Joe dashed into the hen pen in the back of the second barn and looked behind the thick, wooden box on legs. The box held seven straw nests for hens to lay eggs without anyone watching from the front, unless you pulled down the cover. The back side was all open for the hens to climb into.
Jerry searched the corners of the two connected barns—which were also called an Aroostook barn—where the walls seemed to twist and turn. You never knew what could be hiding on the other side. His canvas sneakers flopped over the long boards that were not nailed down, so Dad and his crew could flip them up to get at the potato bins below.
Joe ran under the southwest side of the haymow. Bicycles leaned against one wall. A milky-white kitchen table stood by another with spool-shaped legs and sides that folded down. In another corner sat a black and nickel-plated wood stove that Great-Aunt Fern Spear used in the kitchen years ago, before Dad bought the place, and Great-Uncle Forest’s black, metal safe with gold lettering on the front. A cracked door, green with yellow panels, stood behind the table.
The two boys went into the empty stable (all the cows were out in the pasture by the pond, and the rabbits in their summer hutch). Soon they came out through the milk room and shook their heads.
“We don’t know where he is,” Joe said.
“Come out, come out wherever you are!” they yelled with their hands cupped around their mouths.
The wind whistled through the funny metal vents that sat on top of the barn roofs, and the swallows chirped in their nests along the square beams over our heads.
Maybe he went outside. Or worse, maybe someone kidnapped him. “I never saw him leave,” Joe finally said. “He’s here somewhere.”
They went down the stairs into the house cellar attached to the shed that was in between the house and the first barn. They retraced all their previous steps, thinking he might have come out of one hiding place and run to another without us knowing.
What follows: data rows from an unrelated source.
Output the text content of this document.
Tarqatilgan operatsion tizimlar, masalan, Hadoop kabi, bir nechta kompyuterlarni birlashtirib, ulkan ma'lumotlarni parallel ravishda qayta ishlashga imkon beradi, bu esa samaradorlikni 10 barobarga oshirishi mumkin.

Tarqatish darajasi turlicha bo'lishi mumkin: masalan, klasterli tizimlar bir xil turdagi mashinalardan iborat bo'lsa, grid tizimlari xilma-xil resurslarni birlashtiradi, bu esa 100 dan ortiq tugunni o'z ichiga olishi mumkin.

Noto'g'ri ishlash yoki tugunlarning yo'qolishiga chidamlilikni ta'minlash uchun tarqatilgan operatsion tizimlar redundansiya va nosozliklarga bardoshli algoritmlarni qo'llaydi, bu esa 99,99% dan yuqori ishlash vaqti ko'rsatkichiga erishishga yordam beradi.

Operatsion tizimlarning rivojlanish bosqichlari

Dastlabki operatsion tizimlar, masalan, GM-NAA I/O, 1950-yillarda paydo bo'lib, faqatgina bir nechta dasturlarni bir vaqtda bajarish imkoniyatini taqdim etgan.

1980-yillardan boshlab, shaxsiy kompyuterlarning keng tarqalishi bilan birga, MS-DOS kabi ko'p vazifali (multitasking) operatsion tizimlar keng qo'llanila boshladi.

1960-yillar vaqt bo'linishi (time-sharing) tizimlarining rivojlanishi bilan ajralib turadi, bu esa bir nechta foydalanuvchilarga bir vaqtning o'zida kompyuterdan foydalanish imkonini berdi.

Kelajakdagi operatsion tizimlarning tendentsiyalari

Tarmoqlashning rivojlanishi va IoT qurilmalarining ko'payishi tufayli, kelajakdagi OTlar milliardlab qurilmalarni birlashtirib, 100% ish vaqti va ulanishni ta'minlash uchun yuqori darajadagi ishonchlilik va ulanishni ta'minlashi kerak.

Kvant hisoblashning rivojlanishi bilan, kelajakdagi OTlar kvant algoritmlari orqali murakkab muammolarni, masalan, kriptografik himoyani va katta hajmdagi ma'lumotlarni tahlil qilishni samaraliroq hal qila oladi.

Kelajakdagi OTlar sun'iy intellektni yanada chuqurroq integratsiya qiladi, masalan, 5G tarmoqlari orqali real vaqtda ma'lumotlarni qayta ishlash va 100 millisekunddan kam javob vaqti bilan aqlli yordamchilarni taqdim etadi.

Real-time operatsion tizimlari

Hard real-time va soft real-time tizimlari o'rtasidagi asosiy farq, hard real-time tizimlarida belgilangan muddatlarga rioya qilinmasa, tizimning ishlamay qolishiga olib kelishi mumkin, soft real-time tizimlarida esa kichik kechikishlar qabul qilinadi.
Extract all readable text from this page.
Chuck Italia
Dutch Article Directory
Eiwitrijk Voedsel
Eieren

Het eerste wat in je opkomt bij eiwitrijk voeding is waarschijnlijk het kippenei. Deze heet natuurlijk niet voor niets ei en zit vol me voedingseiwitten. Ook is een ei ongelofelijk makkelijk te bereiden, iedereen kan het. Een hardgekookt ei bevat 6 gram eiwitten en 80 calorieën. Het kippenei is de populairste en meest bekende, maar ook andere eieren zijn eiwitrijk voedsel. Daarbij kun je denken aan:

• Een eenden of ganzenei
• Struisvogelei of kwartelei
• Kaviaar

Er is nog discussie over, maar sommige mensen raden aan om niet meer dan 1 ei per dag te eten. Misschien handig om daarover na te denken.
I stood in the middle where the first barn was connected to the second—where Uncle Forest and his crew had moved one barn down from a field by way of horses, ropes, and logs and attached it to the first. I looked at the four-paned windows above the haymows, trying to see into the shadows.
From far away, I heard my brother. “I don’t believe it! That’s a great place!”
I ran to the shed where the three of them were chuckling. “Where was he?” I asked, suddenly feeling left out of the bigger kid games.
The youngest boy with the curly, dark hair crawled back under the metal kerosene tank propped up by a wooden frame about three feet above the floor. Way under the tank, on the back wall, was a board nailed along the bottom. When he put his sneakers on top of that board, you couldn’t see his feet from the front of the tank. He had just enough space from behind to stand.
I was jealous that Gene had found such a great spot to hide, but happy that the barns hadn’t swallowed him up.